Determining decisional capacity for some patients is a slam dunk. Patients who are severely cognitively impaired or patients who have intact cognition and lack psychiatric conditions are easy decisions.  Patients in gray areas pose a challenge. If there is a surrogate decision-maker designated by the patient, we can forgo additional capacity consternation and simply address health care decisions with the surrogate.  For persons who lack medical decisional capacity and also lack an identified surrogate decision-maker, California law allows skilled nursing facilities and intermediate care facilities to utilize an interdisciplinary team approach in obtaining consent (Health and Safety Code 1418.8), avoiding the requirement of a court order prior to administering a medical intervention which requires informed consent. Recently, this law has come under scrutiny, with the questionable argument that the medical determination is insufficient, and that only a judicial determination will suffice. A secondary criticism is that the law is being utilized to authorize the provision of antipsychotic drugs, restraints and end-of-life care decision-making, which may or may not have been the intent of the law.

With these controversies, LTC professionals who want the protections of the law should strictly adhere to its requirements. These include careful documentation of the interdisciplinary process to include “review of the physician’s assessment of the patient condition, a reason for the proposed use of the medical intervention, a discussion of the desires of the patient, where known, the type of medical intervention to be used in the resident’s care, including its probable frequency and duration, the probable impact on the resident’s condition with and without the use of the intervention, and reasonable alternative medical interventions considered or utilized and reasons for their discontinuation or inappropriateness.”
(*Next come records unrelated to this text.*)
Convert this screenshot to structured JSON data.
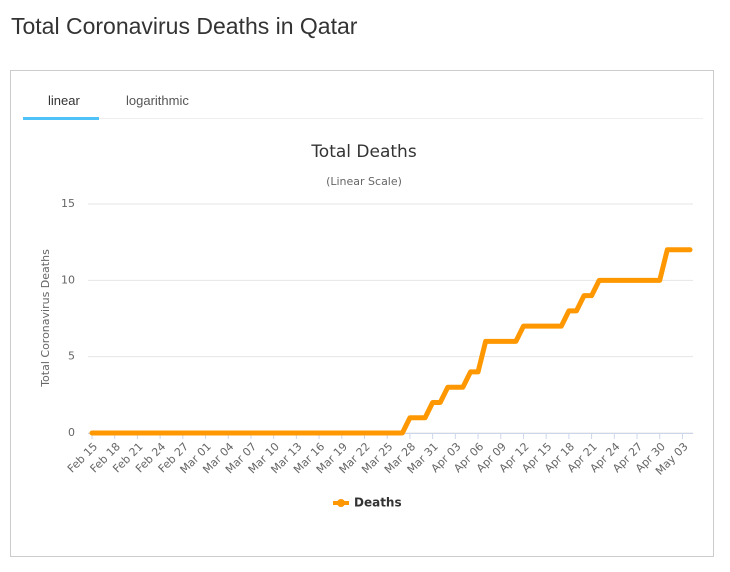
{
  "page_title": "Total Coronavirus Deaths in Qatar",
  "tabs": [
    "linear",
    "logarithmic"
  ],
  "chart_data": {
    "type": "line",
    "title": "Total Deaths",
    "subtitle": "(Linear Scale)",
    "y_label": "Total Coronavirus Deaths",
    "categories": [
      "Feb 15",
      null,
      null,
      "Feb 18",
      null,
      null,
      "Feb 21",
      null,
      null,
      "Feb 24",
      null,
      null,
      "Feb 27",
      null,
      null,
      "Mar 01",
      null,
      null,
      "Mar 04",
      null,
      null,
      "Mar 07",
      null,
      null,
      "Mar 10",
      null,
      null,
      "Mar 13",
      null,
      null,
      "Mar 16",
      null,
      null,
      "Mar 19",
      null,
      null,
      "Mar 22",
      null,
      null,
      "Mar 25",
      null,
      null,
      "Mar 28",
      null,
      null,
      "Mar 31",
      null,
      null,
      "Apr 03",
      null,
      null,
      "Apr 06",
      null,
      null,
      "Apr 09",
      null,
      null,
      "Apr 12",
      null,
      null,
      "Apr 15",
      null,
      null,
      "Apr 18",
      null,
      null,
      "Apr 21",
      null,
      null,
      "Apr 24",
      null,
      null,
      "Apr 27",
      null,
      null,
      "Apr 30",
      null,
      null,
      "May 03",
      null
    ],
    "series": [
      {
        "name": "Deaths",
        "color": "#ff9800",
        "values": [
          0,
          0,
          0,
          0,
          0,
          0,
          0,
          0,
          0,
          0,
          0,
          0,
          0,
          0,
          0,
          0,
          0,
          0,
          0,
          0,
          0,
          0,
          0,
          0,
          0,
          0,
          0,
          0,
          0,
          0,
          0,
          0,
          0,
          0,
          0,
          0,
          0,
          0,
          0,
          0,
          0,
          0,
          1,
          1,
          1,
          2,
          2,
          3,
          3,
          3,
          4,
          4,
          6,
          6,
          6,
          6,
          6,
          7,
          7,
          7,
          7,
          7,
          7,
          8,
          8,
          9,
          9,
          10,
          10,
          10,
          10,
          10,
          10,
          10,
          10,
          10,
          12,
          12,
          12,
          12
        ]
      }
    ],
    "ylim": [
      0,
      15
    ],
    "yticks": [
      0,
      5,
      10,
      15
    ],
    "grid": true
  }
}
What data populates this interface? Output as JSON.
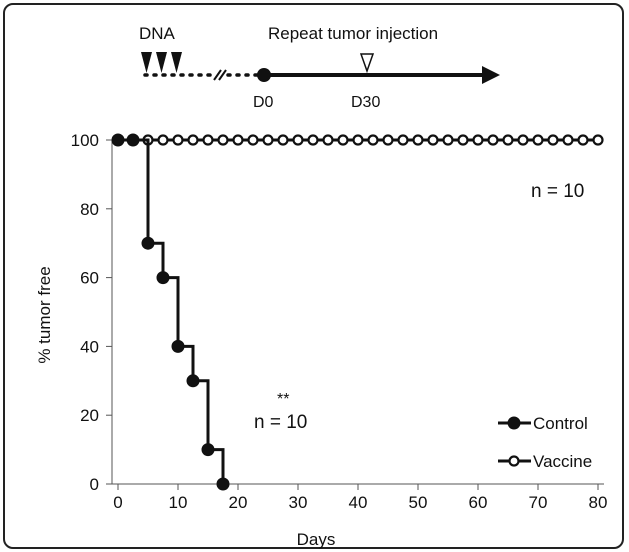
{
  "timeline": {
    "dna_label": "DNA",
    "repeat_label": "Repeat tumor injection",
    "d0_label": "D0",
    "d30_label": "D30"
  },
  "annotations": {
    "n_vaccine": "n = 10",
    "n_control": "n = 10",
    "significance": "**"
  },
  "chart_data": {
    "type": "line",
    "step": true,
    "xlabel": "Days",
    "ylabel": "% tumor free",
    "xlim": [
      -1,
      81
    ],
    "ylim": [
      0,
      100
    ],
    "xticks": [
      0,
      10,
      20,
      30,
      40,
      50,
      60,
      70,
      80
    ],
    "yticks": [
      0,
      20,
      40,
      60,
      80,
      100
    ],
    "legend_position": "bottom-right",
    "series": [
      {
        "name": "Control",
        "marker": "filled-circle",
        "color": "#111111",
        "x": [
          0,
          2.5,
          5,
          7.5,
          10,
          12.5,
          15,
          17.5
        ],
        "y": [
          100,
          100,
          70,
          60,
          40,
          30,
          10,
          0
        ]
      },
      {
        "name": "Vaccine",
        "marker": "open-circle",
        "color": "#111111",
        "x": [
          0,
          2.5,
          5,
          7.5,
          10,
          12.5,
          15,
          17.5,
          20,
          22.5,
          25,
          27.5,
          30,
          32.5,
          35,
          37.5,
          40,
          42.5,
          45,
          47.5,
          50,
          52.5,
          55,
          57.5,
          60,
          62.5,
          65,
          67.5,
          70,
          72.5,
          75,
          77.5,
          80
        ],
        "y": [
          100,
          100,
          100,
          100,
          100,
          100,
          100,
          100,
          100,
          100,
          100,
          100,
          100,
          100,
          100,
          100,
          100,
          100,
          100,
          100,
          100,
          100,
          100,
          100,
          100,
          100,
          100,
          100,
          100,
          100,
          100,
          100,
          100
        ]
      }
    ]
  }
}
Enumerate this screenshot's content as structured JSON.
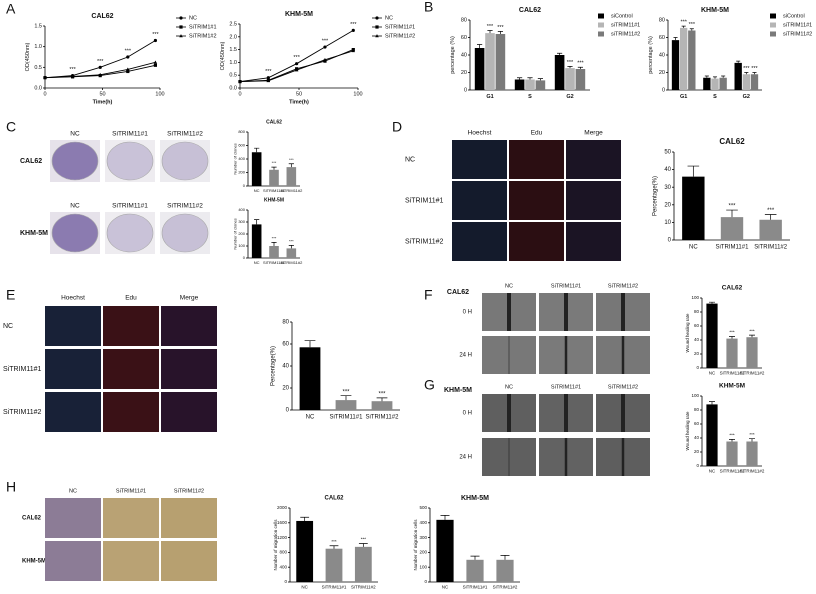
{
  "panels": [
    "A",
    "B",
    "C",
    "D",
    "E",
    "F",
    "G",
    "H"
  ],
  "chart_data": [
    {
      "type": "line",
      "title": "CAL62",
      "xlabel": "Time(h)",
      "ylabel": "OD(450nm)",
      "x": [
        0,
        24,
        48,
        72,
        96
      ],
      "xlim": [
        0,
        100
      ],
      "xticks": [
        0,
        50,
        100
      ],
      "ylim": [
        0,
        1.5
      ],
      "yticks": [
        {
          "value": 0,
          "label": "0.0"
        },
        {
          "value": 0.5,
          "label": "0.5"
        },
        {
          "value": 1,
          "label": "1.0"
        },
        {
          "value": 1.5,
          "label": "1.5"
        }
      ],
      "series": [
        {
          "name": "NC",
          "color": "#000000",
          "marker": "circle",
          "values": [
            0.25,
            0.3,
            0.5,
            0.75,
            1.15
          ],
          "significance": [
            null,
            "***",
            "***",
            "***",
            "***"
          ]
        },
        {
          "name": "SiTRIM1#1",
          "color": "#000000",
          "marker": "square",
          "values": [
            0.25,
            0.27,
            0.3,
            0.4,
            0.55
          ]
        },
        {
          "name": "SiTRIM1#2",
          "color": "#000000",
          "marker": "triangle",
          "values": [
            0.25,
            0.28,
            0.32,
            0.45,
            0.62
          ]
        }
      ]
    },
    {
      "type": "line",
      "title": "KHM-5M",
      "xlabel": "Time(h)",
      "ylabel": "OD(450nm)",
      "x": [
        0,
        24,
        48,
        72,
        96
      ],
      "xlim": [
        0,
        100
      ],
      "xticks": [
        0,
        50,
        100
      ],
      "ylim": [
        0,
        2.5
      ],
      "yticks": [
        {
          "value": 0,
          "label": "0.0"
        },
        {
          "value": 0.5,
          "label": "0.5"
        },
        {
          "value": 1,
          "label": "1.0"
        },
        {
          "value": 1.5,
          "label": "1.5"
        },
        {
          "value": 2,
          "label": "2.0"
        },
        {
          "value": 2.5,
          "label": "2.5"
        }
      ],
      "series": [
        {
          "name": "NC",
          "color": "#000000",
          "marker": "circle",
          "values": [
            0.25,
            0.4,
            0.95,
            1.6,
            2.25
          ],
          "significance": [
            null,
            "***",
            "***",
            "***",
            "***"
          ]
        },
        {
          "name": "SiTRIM11#1",
          "color": "#000000",
          "marker": "square",
          "values": [
            0.25,
            0.3,
            0.75,
            1.05,
            1.5
          ]
        },
        {
          "name": "SiTRIM11#2",
          "color": "#000000",
          "marker": "triangle",
          "values": [
            0.25,
            0.28,
            0.7,
            1.1,
            1.45
          ]
        }
      ]
    },
    {
      "type": "bar",
      "title": "CAL62",
      "ylabel": "percentage (%)",
      "categories": [
        "G1",
        "S",
        "G2"
      ],
      "ylim": [
        0,
        80
      ],
      "yticks": [
        0,
        20,
        40,
        60,
        80
      ],
      "series": [
        {
          "name": "siControl",
          "color": "#000000",
          "values": [
            48,
            12,
            40
          ],
          "errors": [
            4,
            2,
            2
          ],
          "significance": [
            null,
            null,
            null
          ]
        },
        {
          "name": "siTRIM11#1",
          "color": "#b5b5b5",
          "values": [
            65,
            12,
            25
          ],
          "errors": [
            3,
            2,
            2
          ],
          "significance": [
            "***",
            null,
            "***"
          ]
        },
        {
          "name": "siTRIM11#2",
          "color": "#7a7a7a",
          "values": [
            64,
            11,
            24
          ],
          "errors": [
            3,
            2,
            2
          ],
          "significance": [
            "***",
            null,
            "***"
          ]
        }
      ]
    },
    {
      "type": "bar",
      "title": "KHM-5M",
      "ylabel": "percentage (%)",
      "categories": [
        "G1",
        "S",
        "G2"
      ],
      "ylim": [
        0,
        80
      ],
      "yticks": [
        0,
        20,
        40,
        60,
        80
      ],
      "series": [
        {
          "name": "siControl",
          "color": "#000000",
          "values": [
            57,
            14,
            31
          ],
          "errors": [
            3,
            2,
            2
          ],
          "significance": [
            null,
            null,
            null
          ]
        },
        {
          "name": "siTRIM11#1",
          "color": "#b5b5b5",
          "values": [
            71,
            13,
            18
          ],
          "errors": [
            2,
            2,
            2
          ],
          "significance": [
            "***",
            null,
            "***"
          ]
        },
        {
          "name": "siTRIM11#2",
          "color": "#7a7a7a",
          "values": [
            68,
            14,
            18
          ],
          "errors": [
            2,
            2,
            2
          ],
          "significance": [
            "***",
            null,
            "***"
          ]
        }
      ]
    },
    {
      "type": "bar",
      "title": "CAL62",
      "ylabel": "Number of clones",
      "categories": [
        "NC",
        "SiTRIM11#1",
        "SiTRIM11#2"
      ],
      "values": [
        500,
        240,
        280
      ],
      "errors": [
        60,
        40,
        50
      ],
      "significance": [
        null,
        "***",
        "***"
      ],
      "colors": [
        "#000000",
        "#8a8a8a",
        "#8a8a8a"
      ],
      "ylim": [
        0,
        800
      ],
      "yticks": [
        0,
        200,
        400,
        600,
        800
      ]
    },
    {
      "type": "bar",
      "title": "KHM-5M",
      "ylabel": "Number of clones",
      "categories": [
        "NC",
        "SiTRIM11#1",
        "SiTRIM11#2"
      ],
      "values": [
        280,
        100,
        80
      ],
      "errors": [
        40,
        30,
        25
      ],
      "significance": [
        null,
        "***",
        "***"
      ],
      "colors": [
        "#000000",
        "#8a8a8a",
        "#8a8a8a"
      ],
      "ylim": [
        0,
        400
      ],
      "yticks": [
        0,
        100,
        200,
        300,
        400
      ]
    },
    {
      "type": "bar",
      "title": "CAL62",
      "ylabel": "Percentage(%)",
      "categories": [
        "NC",
        "SiTRIM11#1",
        "SiTRIM11#2"
      ],
      "values": [
        36,
        13,
        11.5
      ],
      "errors": [
        6,
        4,
        3
      ],
      "significance": [
        null,
        "***",
        "***"
      ],
      "colors": [
        "#000000",
        "#8a8a8a",
        "#8a8a8a"
      ],
      "ylim": [
        0,
        50
      ],
      "yticks": [
        0,
        10,
        20,
        30,
        40,
        50
      ]
    },
    {
      "type": "bar",
      "ylabel": "Percentage(%)",
      "categories": [
        "NC",
        "SiTRIM11#1",
        "SiTRIM11#2"
      ],
      "values": [
        57,
        9,
        8
      ],
      "errors": [
        6,
        4,
        3
      ],
      "significance": [
        null,
        "***",
        "***"
      ],
      "colors": [
        "#000000",
        "#8a8a8a",
        "#8a8a8a"
      ],
      "ylim": [
        0,
        80
      ],
      "yticks": [
        0,
        20,
        40,
        60,
        80
      ]
    },
    {
      "type": "bar",
      "title": "CAL62",
      "ylabel": "Wound healing rate",
      "categories": [
        "NC",
        "SiTRIM11#1",
        "SiTRIM11#2"
      ],
      "values": [
        92,
        42,
        44
      ],
      "errors": [
        2,
        3,
        3
      ],
      "significance": [
        null,
        "***",
        "***"
      ],
      "colors": [
        "#000000",
        "#8a8a8a",
        "#8a8a8a"
      ],
      "ylim": [
        0,
        100
      ],
      "yticks": [
        0,
        20,
        40,
        60,
        80,
        100
      ]
    },
    {
      "type": "bar",
      "title": "KHM-5M",
      "ylabel": "Wound healing rate",
      "categories": [
        "NC",
        "SiTRIM11#1",
        "SiTRIM11#2"
      ],
      "values": [
        88,
        35,
        35
      ],
      "errors": [
        4,
        3,
        4
      ],
      "significance": [
        null,
        "***",
        "***"
      ],
      "colors": [
        "#000000",
        "#8a8a8a",
        "#8a8a8a"
      ],
      "ylim": [
        0,
        100
      ],
      "yticks": [
        0,
        20,
        40,
        60,
        80,
        100
      ]
    },
    {
      "type": "bar",
      "title": "CAL62",
      "ylabel": "Number of migration cells",
      "categories": [
        "NC",
        "SiTRIM11#1",
        "SiTRIM11#2"
      ],
      "values": [
        1650,
        900,
        950
      ],
      "errors": [
        100,
        80,
        90
      ],
      "significance": [
        null,
        "***",
        "***"
      ],
      "colors": [
        "#000000",
        "#8a8a8a",
        "#8a8a8a"
      ],
      "ylim": [
        0,
        2000
      ],
      "yticks": [
        0,
        400,
        800,
        1200,
        1600,
        2000
      ]
    },
    {
      "type": "bar",
      "title": "KHM-5M",
      "ylabel": "Number of migration cells",
      "categories": [
        "NC",
        "SiTRIM11#1",
        "SiTRIM11#2"
      ],
      "values": [
        420,
        150,
        150
      ],
      "errors": [
        30,
        25,
        30
      ],
      "colors": [
        "#000000",
        "#8a8a8a",
        "#8a8a8a"
      ],
      "ylim": [
        0,
        500
      ],
      "yticks": [
        0,
        100,
        200,
        300,
        400,
        500
      ]
    }
  ],
  "image_panels": [
    {
      "rows": [
        "CAL62",
        "KHM-5M"
      ],
      "columns": [
        "NC",
        "SiTRIM11#1",
        "SiTRIM11#2"
      ]
    },
    {
      "rows": [
        "NC",
        "SiTRIM11#1",
        "SiTRIM11#2"
      ],
      "columns": [
        "Hoechst",
        "Edu",
        "Merge"
      ]
    },
    {
      "rows": [
        "NC",
        "SiTRIM11#1",
        "SiTRIM11#2"
      ],
      "columns": [
        "Hoechst",
        "Edu",
        "Merge"
      ]
    },
    {
      "title": "CAL62",
      "rows": [
        "0 H",
        "24 H"
      ],
      "columns": [
        "NC",
        "SiTRIM11#1",
        "SiTRIM11#2"
      ]
    },
    {
      "title": "KHM-5M",
      "rows": [
        "0 H",
        "24 H"
      ],
      "columns": [
        "NC",
        "SiTRIM11#1",
        "SiTRIM11#2"
      ]
    },
    {
      "rows": [
        "CAL62",
        "KHM-5M"
      ],
      "columns": [
        "NC",
        "SiTRIM11#1",
        "SiTRIM11#2"
      ]
    }
  ]
}
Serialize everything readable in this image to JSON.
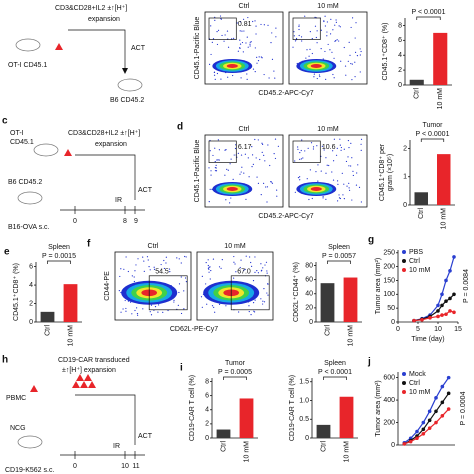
{
  "schematics": {
    "a": {
      "donor": "OT-I CD45.1",
      "protocol": "CD3&CD28+IL2 ±↑[H⁺]",
      "protocol_2": "expansion",
      "transfer": "ACT",
      "recipient": "B6 CD45.2"
    },
    "c": {
      "panel": "c",
      "donor_1": "OT-I",
      "donor_2": "CD45.1",
      "protocol": "CD3&CD28+IL2 ±↑[H⁺]",
      "protocol_2": "expansion",
      "recipient": "B6 CD45.2",
      "tumor": "B16-OVA s.c.",
      "irradiation": "IR",
      "transfer": "ACT",
      "days": [
        "0",
        "8",
        "9"
      ]
    },
    "h": {
      "panel": "h",
      "donor": "PBMC",
      "protocol": "CD19-CAR transduced",
      "protocol_2": "±↑[H⁺] expansion",
      "recipient": "NCG",
      "tumor": "CD19-K562 s.c.",
      "irradiation": "IR",
      "transfer": "ACT",
      "days": [
        "0",
        "10",
        "11"
      ]
    }
  },
  "flow_plots": [
    {
      "y_label": "CD45.1-Pacific Blue",
      "x_label": "CD45.2-APC-Cy7",
      "plots": [
        {
          "title": "Ctrl",
          "gate": "0.81"
        },
        {
          "title": "10 mM"
        }
      ]
    },
    {
      "panel": "d",
      "y_label": "CD45.1-Pacific Blue",
      "x_label": "CD45.2-APC-Cy7",
      "plots": [
        {
          "title": "Ctrl",
          "gate": "6.17"
        },
        {
          "title": "10 mM",
          "gate": "10.6"
        }
      ]
    },
    {
      "panel": "f",
      "y_label": "CD44-PE",
      "x_label": "CD62L-PE-Cy7",
      "plots": [
        {
          "title": "Ctrl",
          "gate": "54.5"
        },
        {
          "title": "10 mM",
          "gate": "67.0"
        }
      ]
    }
  ],
  "chart_data": [
    {
      "type": "bar",
      "annotation": "P < 0.0001",
      "y_label": [
        "CD45.1⁺CD8⁺ (%)"
      ],
      "categories": [
        "Ctrl",
        "10 mM"
      ],
      "values": [
        0.7,
        7
      ],
      "colors": [
        "#3a3a3a",
        "#e8252a"
      ],
      "ylim": [
        0,
        9
      ],
      "yticks": [
        0,
        2,
        4,
        6,
        8
      ]
    },
    {
      "type": "bar",
      "title": "Tumor",
      "annotation": "P < 0.0001",
      "y_label": [
        "CD45.1⁺CD8⁺ per",
        "gram (×10⁵)"
      ],
      "categories": [
        "Ctrl",
        "10 mM"
      ],
      "values": [
        0.45,
        1.8
      ],
      "colors": [
        "#3a3a3a",
        "#e8252a"
      ],
      "ylim": [
        0,
        2.3
      ],
      "yticks": [
        0,
        1,
        2
      ]
    },
    {
      "type": "bar",
      "panel": "e",
      "title": "Spleen",
      "annotation": "P = 0.0015",
      "y_label": [
        "CD45.1⁺CD8⁺ (%)"
      ],
      "categories": [
        "Ctrl",
        "10 mM"
      ],
      "values": [
        1.1,
        4.1
      ],
      "colors": [
        "#3a3a3a",
        "#e8252a"
      ],
      "ylim": [
        0,
        6.5
      ],
      "yticks": [
        0,
        2,
        4,
        6
      ]
    },
    {
      "type": "bar",
      "title": "Spleen",
      "annotation": "P = 0.0057",
      "y_label": [
        "CD62L⁺CD44⁺ (%)"
      ],
      "categories": [
        "Ctrl",
        "10 mM"
      ],
      "values": [
        55,
        63
      ],
      "colors": [
        "#3a3a3a",
        "#e8252a"
      ],
      "ylim": [
        0,
        85
      ],
      "yticks": [
        0,
        20,
        40,
        60,
        80
      ]
    },
    {
      "type": "line",
      "panel": "g",
      "annotation": "P = 0.0084",
      "x_label": "Time (day)",
      "y_label": [
        "Tumor area (mm²)"
      ],
      "x": [
        4,
        6,
        8,
        10,
        11,
        12,
        13,
        14
      ],
      "series": [
        {
          "name": "PBS",
          "color": "#2a3fd0",
          "values": [
            5,
            12,
            25,
            60,
            100,
            150,
            185,
            235
          ]
        },
        {
          "name": "Ctrl",
          "color": "#111111",
          "values": [
            5,
            10,
            20,
            40,
            60,
            75,
            85,
            100
          ]
        },
        {
          "name": "10 mM",
          "color": "#e8252a",
          "values": [
            5,
            8,
            15,
            20,
            25,
            28,
            40,
            35
          ]
        }
      ],
      "xlim": [
        0,
        15
      ],
      "xticks": [
        0,
        5,
        10,
        15
      ],
      "ylim": [
        0,
        260
      ],
      "yticks": [
        0,
        50,
        100,
        150,
        200,
        250
      ]
    },
    {
      "type": "bar",
      "panel": "i",
      "title": "Tumor",
      "annotation": "P = 0.0005",
      "y_label": [
        "CD19-CAR T cell (%)"
      ],
      "categories": [
        "Ctrl",
        "10 mM"
      ],
      "values": [
        1.2,
        5.6
      ],
      "colors": [
        "#3a3a3a",
        "#e8252a"
      ],
      "ylim": [
        0,
        8.5
      ],
      "yticks": [
        0,
        2,
        4,
        6,
        8
      ]
    },
    {
      "type": "bar",
      "title": "Spleen",
      "annotation": "P < 0.0001",
      "y_label": [
        "CD19-CAR T cell (%)"
      ],
      "categories": [
        "Ctrl",
        "10 mM"
      ],
      "values": [
        0.35,
        1.1
      ],
      "colors": [
        "#3a3a3a",
        "#e8252a"
      ],
      "ylim": [
        0,
        1.6
      ],
      "yticks": [
        0,
        0.5,
        {
          "value": 1,
          "label": "1.0"
        },
        1.5
      ]
    },
    {
      "type": "line",
      "panel": "j",
      "annotation": "P = 0.0004",
      "y_label": [
        "Tumor area (mm²)"
      ],
      "x": [
        1,
        2,
        3,
        4,
        5,
        6,
        7,
        8
      ],
      "series": [
        {
          "name": "Mock",
          "color": "#2a3fd0",
          "values": [
            20,
            60,
            120,
            200,
            300,
            420,
            520,
            600
          ]
        },
        {
          "name": "Ctrl",
          "color": "#111111",
          "values": [
            10,
            40,
            80,
            140,
            220,
            300,
            380,
            460
          ]
        },
        {
          "name": "10 mM",
          "color": "#e8252a",
          "values": [
            10,
            30,
            60,
            100,
            150,
            200,
            260,
            320
          ]
        }
      ],
      "xlim": [
        0,
        9
      ],
      "ylim": [
        0,
        650
      ],
      "yticks": [
        0,
        200,
        400,
        600
      ]
    }
  ]
}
The law also asks that the interdisciplinary team periodically evaluate the use of the prescribed medical intervention at least quarterly or upon significant change in the resident's medical condition. This is difficult, and expensive, but seems warranted to protect the facility and the attending physician from liability, as well as to protect the resident’s best interests. The law stops short of requiring a resident advocate as part of the interdisciplinary team, but directs that such a person be included whenever practicable.  It seems prudent for any IDT serving as a decision-maker for a resident to include a resident advocate in this process—whether that be an ombudsman, a clergy member, or a family member or friend of the resident who may be able to help with substituted judgment, but does not want to take the full responsibility of signing on behalf of the resident.

I am not entirely clear myself as to whether the provision of antipsychotic drugs, use of restraints, or care withdrawal at end of life is included in the law. My efforts to engage the local Public Guardian in assisting with such decisions for unbefriended residents has been unsuccessful.  This underlines the need to clarify or revise the law or to engage the assistance of regional LTC Ethics Committees to bolster our resolve. It is hoped that the current legal case, Chicotel v. Chapman, will help move this discussion along—since in the years to come, we will see many more incapacitated, unbefriended patients in long-term care.  We expect to have some direction in this regard by sometime this summer, although it is anticipated that whatever the decision, it will likely be appealed.